"After being cleaned and oiled, and regulated, my watch slowed down to that degree that it ticked like a tolling bell. I began to be left by trains, I failed all appointments, I got to missing my dinner; my watch strung out three days' grace to four and let me go to protest; I gradually drifted back into yesterday, then day before, then into last week, and by and by the comprehension came upon me that all solitary and alone I was lingering along in week before last, and the world was out of sight."
- Mark Twain, My Watch: An Instructive Little Tale
After the plane landed, I walked with my backpack and oversized carry on green plastic bag full of the knick knacks I could not fit into my suit case. I decided to head to the ladies before I was outnumbered by the baggage I had to physically carry.
There were three cubicles. One for the handicapped, one was being repaired and the middle one had a children cubicle attached. I went into the middle one and for a moment I was bewildered by the technological advances in the washroom. It reminded me of how long ago, in Japan, I had problems figuring out how to make the toilet bowl do one specific thing: flush.
A wave of nostalgic washed over me. I didn't know whether to laugh or cry that of all things, it was a toilet bowl that triggered yet again a strong longing to visit Japan. It was not only that I enjoyed being in Japan most of all, but now it was the one place I could not go. I had promised ZM that I would not visit Japan till we bore all our children. In a moment of weakness, ZM said we could fly to Tokyo because I was so sad. But, I couldn't in the end bring him to Japan when I saw how neurotic he was over the radiation.
I didn't know how or when, but now the longing for Japan coalesced with the longing for my mother. Both places so out of reach - one spanning oceans and time, the other set adrift in the space of infinity.
Oh, many people have given me an escape clause - tried to rationalise how going to Japan will be no more harmful than say (insert parallel universe Japan example). But, escaping was never the point - it was always about not escaping. About respecting people's inner fears about the great unknown and figuring out the best way to live, despite all the potential fallouts and harms along the way. It is not yet being a mother, but trying one's best to figure out how to love something or someone I could not yet comprehend.
ZM and I always laughed that we were couples out of time - that we lived in two different time zones. I taking the earlier flight booked by my company, and he taking the later cheaper flight an hour behind. Silently, I walked past the duty free shops and headed to the arrival counter where nothing makes you feel more like a local than enjoying benefits that foreigners do not.
I was back. Back from the ten days in Bangkok - the last place my family visited together, a place honestly I would not have probably gone back so soon if not for work. I saw you everywhere, as if we were a film, and it was still playing in a theatre quietly as the world moved on. I imagined you greeting me as I stepped out of the gates back to Singapore, or one of those family members tip-toeing at the glass ledge and scrutinising the people at the luggage belt.

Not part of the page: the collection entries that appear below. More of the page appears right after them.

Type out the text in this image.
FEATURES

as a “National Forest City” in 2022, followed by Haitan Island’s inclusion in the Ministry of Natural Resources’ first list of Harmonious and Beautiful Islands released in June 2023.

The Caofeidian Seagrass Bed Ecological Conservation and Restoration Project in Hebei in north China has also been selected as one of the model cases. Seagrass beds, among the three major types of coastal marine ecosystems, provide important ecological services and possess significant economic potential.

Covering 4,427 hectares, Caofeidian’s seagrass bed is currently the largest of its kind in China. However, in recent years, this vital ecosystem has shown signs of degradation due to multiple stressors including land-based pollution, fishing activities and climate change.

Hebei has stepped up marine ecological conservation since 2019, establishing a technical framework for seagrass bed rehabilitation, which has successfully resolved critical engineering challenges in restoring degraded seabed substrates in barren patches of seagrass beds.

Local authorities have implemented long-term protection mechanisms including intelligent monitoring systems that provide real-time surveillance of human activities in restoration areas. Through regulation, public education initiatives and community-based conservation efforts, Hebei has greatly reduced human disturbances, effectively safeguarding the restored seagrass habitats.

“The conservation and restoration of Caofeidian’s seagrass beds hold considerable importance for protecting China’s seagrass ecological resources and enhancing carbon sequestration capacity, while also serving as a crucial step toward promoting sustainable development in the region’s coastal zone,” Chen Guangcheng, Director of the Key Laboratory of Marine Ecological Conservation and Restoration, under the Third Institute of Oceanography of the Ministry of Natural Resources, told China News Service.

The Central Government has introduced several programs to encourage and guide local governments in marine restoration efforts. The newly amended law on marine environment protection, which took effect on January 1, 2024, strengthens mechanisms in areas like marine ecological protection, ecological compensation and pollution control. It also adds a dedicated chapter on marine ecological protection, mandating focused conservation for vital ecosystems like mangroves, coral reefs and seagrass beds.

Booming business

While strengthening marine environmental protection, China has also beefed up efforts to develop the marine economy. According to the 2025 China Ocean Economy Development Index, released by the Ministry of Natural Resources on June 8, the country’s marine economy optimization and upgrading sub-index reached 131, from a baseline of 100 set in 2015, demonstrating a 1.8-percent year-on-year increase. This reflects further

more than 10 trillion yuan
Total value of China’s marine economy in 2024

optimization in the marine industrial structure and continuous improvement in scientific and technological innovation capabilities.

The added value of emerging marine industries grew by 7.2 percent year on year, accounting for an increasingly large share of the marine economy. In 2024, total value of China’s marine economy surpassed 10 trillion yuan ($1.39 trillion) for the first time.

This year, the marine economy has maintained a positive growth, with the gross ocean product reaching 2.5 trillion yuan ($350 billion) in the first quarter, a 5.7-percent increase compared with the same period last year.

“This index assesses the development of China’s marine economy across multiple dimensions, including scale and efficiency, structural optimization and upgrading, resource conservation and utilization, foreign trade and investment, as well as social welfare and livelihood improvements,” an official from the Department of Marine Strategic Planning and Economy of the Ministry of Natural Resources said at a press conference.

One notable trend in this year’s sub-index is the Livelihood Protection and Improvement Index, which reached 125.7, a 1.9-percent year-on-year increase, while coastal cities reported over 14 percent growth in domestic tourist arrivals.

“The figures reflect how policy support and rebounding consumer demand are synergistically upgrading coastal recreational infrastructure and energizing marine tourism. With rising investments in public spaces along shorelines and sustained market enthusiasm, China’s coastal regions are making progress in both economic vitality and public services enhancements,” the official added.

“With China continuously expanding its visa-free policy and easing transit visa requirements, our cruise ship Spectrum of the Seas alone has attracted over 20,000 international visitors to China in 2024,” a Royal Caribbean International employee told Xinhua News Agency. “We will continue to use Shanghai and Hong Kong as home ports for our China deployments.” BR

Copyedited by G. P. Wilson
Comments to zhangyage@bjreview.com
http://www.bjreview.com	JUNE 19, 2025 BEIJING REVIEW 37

I read many stories while I was in Bangkok. One of them had an ending where the main character anticipated for a day when a scar stopped hurting anymore - it would just be a reminder of what it was, but it would no longer hurt. I thought grief would be like that, but it isn't. It is the lack of a scar that is my grief- the lack of anything to latch on or to grapple with. That lack of... anything.
This middle-aged lady asks each person at the taxi stand two questions. "How many people are you travelling with?" and "Chrysler or taxi?" I am bemused. I wonder if there are other countries in this world where you are asked if you would like a Chrysler or a taxi.
She points me to number 13 and I roll my over-sized luggage over. We fit everything into the boot. The radio plays the kind of chinese songs that always makes my heart hurt. I tell him our address and fall back into the seat. As the roads and flowers roll by, I realised I am glad to be home.